DAJ CYNK

Marshall Emberton - rockowa bestia w maleńkim głośniku

Arkadiusz Bała (ArecaS)

Testy sprzętu

Brzmienie i jakość dźwięku

Po podłączeniu głośnika do telefonu lub komputera pewnym zawodem może się okazać uboga obsługa kodeków. Jak się okazuje wspierany jest wyłącznie kodek SBC – o aptX, AAC oraz innych kodekach oferujących wyższą jakość dźwięku możemy zapomnieć.

Czas przejść do tego jak Marshall Emberton gra i nie mam zamiaru trzymać nikogo w niepewności – gra fenomenalnie. Chwilami trudno wręcz uwierzyć, że mamy do czynienia z takim maleństwem, bo wydobywający się z niego dźwięk przypomina raczej porządne głośniki półkowe. To granie na planie V; rozrywkowe, bezpośrednie i z solidną na jak na sprzęt tych gabarytów podstawą basową.

Marshall Emberton

Głośnik z powodzeniem radzi sobie z większością gatunków muzycznych, jednak najlepiej czuje się w muzyce rozrywkowej. Być może zaczyna tu działać magia logo, ale osobiście najbardziej lubiłem w jego wykonaniu klasycznego, ciężkiego rocka, który brzmiał szalenie energicznie. Dodatkowo muzykalny charakter Embertona sprawia, że jest on stosunkowo wyrozumiały dla słabszych realizacji.

Nie będę ukrywał – podoba mi się to, co inżynierowie Marshalla zrobili z niskimi tonami Embertona. Jak łatwo się domyślić, nie mają one szczególnie głębokiego zejścia, bo w przypadku tak małego głośniczka jest to w zasadzie niemożliwe. Jest to jednak w gruncie rzeczy jedyna rzecz, którą mogę tutaj skrytykować. Tony niskie podkreślone zostały w midbassie, są masywne i wyraźnie dociążają brzmienie, rekompensując tym samym brak najniższych partii. Pozostają jednak przy tym przez cały czas pod kontrolą, nie wylewając się na średnicę.

Tony średnie są wyraźnie wycofane, przynajmniej w swoich niższych rejestrach. Całe brzmienie zyskuje przez to na klarowności, zbaczając jednak nieco w kierunku grania chłodnego.
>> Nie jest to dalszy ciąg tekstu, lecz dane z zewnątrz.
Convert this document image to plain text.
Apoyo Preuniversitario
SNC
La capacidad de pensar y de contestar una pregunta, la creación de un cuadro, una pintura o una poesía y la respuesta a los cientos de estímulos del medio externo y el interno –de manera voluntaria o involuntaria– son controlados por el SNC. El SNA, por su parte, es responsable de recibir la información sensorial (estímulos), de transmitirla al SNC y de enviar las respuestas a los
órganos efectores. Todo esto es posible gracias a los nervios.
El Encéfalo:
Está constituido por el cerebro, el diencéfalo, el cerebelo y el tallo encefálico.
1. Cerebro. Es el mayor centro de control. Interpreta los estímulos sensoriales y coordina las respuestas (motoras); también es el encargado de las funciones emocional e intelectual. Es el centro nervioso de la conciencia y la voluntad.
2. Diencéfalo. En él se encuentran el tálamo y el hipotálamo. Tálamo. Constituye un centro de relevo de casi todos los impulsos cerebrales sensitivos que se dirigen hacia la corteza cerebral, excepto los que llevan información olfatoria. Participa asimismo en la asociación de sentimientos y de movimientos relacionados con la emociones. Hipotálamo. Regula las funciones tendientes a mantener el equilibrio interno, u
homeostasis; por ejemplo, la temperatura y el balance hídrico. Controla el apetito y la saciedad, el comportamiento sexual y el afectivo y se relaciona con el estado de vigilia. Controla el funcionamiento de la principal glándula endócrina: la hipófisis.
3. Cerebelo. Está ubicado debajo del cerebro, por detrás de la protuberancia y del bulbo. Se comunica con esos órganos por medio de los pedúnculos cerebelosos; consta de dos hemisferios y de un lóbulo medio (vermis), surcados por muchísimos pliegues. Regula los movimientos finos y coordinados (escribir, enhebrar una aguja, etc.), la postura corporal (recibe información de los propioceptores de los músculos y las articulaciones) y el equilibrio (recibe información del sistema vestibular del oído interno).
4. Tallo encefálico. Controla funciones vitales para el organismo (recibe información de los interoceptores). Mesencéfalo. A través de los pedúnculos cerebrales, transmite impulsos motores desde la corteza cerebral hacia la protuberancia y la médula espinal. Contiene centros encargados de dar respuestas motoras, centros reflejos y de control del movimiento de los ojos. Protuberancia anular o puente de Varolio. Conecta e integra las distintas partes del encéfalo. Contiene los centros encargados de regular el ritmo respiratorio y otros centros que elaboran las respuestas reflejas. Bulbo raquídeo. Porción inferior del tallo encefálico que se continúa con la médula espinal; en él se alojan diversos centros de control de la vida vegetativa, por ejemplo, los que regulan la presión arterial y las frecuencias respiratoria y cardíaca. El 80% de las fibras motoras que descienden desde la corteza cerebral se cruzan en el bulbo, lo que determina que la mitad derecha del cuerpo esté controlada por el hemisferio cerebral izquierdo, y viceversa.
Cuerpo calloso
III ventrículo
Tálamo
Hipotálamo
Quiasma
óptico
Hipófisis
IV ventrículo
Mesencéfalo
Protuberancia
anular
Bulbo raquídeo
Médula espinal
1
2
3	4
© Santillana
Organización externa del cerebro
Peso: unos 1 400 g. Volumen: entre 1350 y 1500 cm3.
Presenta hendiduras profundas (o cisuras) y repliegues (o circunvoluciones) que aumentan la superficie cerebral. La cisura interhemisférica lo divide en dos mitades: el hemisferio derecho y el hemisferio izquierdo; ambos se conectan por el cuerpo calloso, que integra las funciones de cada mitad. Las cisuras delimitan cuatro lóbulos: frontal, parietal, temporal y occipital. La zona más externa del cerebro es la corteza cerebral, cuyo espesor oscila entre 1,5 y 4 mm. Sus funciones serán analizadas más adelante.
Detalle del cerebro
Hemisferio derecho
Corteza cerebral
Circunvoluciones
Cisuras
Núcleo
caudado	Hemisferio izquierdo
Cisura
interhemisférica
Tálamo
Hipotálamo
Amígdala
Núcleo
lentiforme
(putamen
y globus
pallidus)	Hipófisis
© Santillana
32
Daje to o sobie znać szczególnie w przypadku wokali, które są bardzo wyraźne i zawsze na pierwszym planie, ale brakuje im ciepła. Albo mówiąc inaczej – kojące, intymne granie nie jest mocną stroną małego Marshalla. No i trudno mieć mu to za złe – tu ma być pazur i energia. No i jest. Czy to w rockowych wokalach, czy gitarach elektrycznych, które mają fenomenalny „drajw”.

Tony wysokie są wygładzone, a dzięki temu całkiem przyjemne w odbiorze. Nie wysuwają się na pierwszy plan, grając raczej drugie skrzypce względem basu, a w pewnym sensie także średnicy. Jest ich jednak dużo w sensie czysto ilościowym, w związku z czym podczas słuchania przy dużych głośnościach mogą powodować zmęczenie. Warto odnotować, że w przypadku wokali pojawia się delikatna tendencja do sybilizacji, jednak nie powinna ona popsuć odbioru muzyki.

Marshall Emberton

Separacja dźwięków wypada świetnie. Dynamika trochę gorzej, ale nie mam o to pretensji, bo właśnie dzięki mocnej kompresji głośnik gra tak dobrze mimo swoich mikrych rozmiarów. Podobnie nie ma co liczyć na jakąkolwiek przekonującą scenę – wszystkie dźwięki dochodzą do nas z jednego punktu, a inżynierowie ewidentnie nawet się nie silili, by stworzyć jakąkolwiek iluzję przestrzeni (a jeśli próbowali... cóż, nie wyszło). No ale znowu – mamy do czynienia z malutkim pojedynczym głośnikiem, więc trudno takich rzeczy od niego oczekiwać.

Co do głośności maksymalnej, nie dajcie się zwieść – to maleństwo to szatan. Samemu słuchałem muzyki na ok. połowie głośności. Przy maksimum można już rozkręcić przyzwoitą imprezę i nieźle zdenerwować sąsiadów. Trzeba jednak pamiętać, że ze względu na maleńkie gabaryty głośnika wraz ze wzrostem odległości i głośności w przekazie coraz bardziej brakuje niskich tonów. W efekcie Emberton najlepiej sprawdza się w roli głośnika bliskiego pola.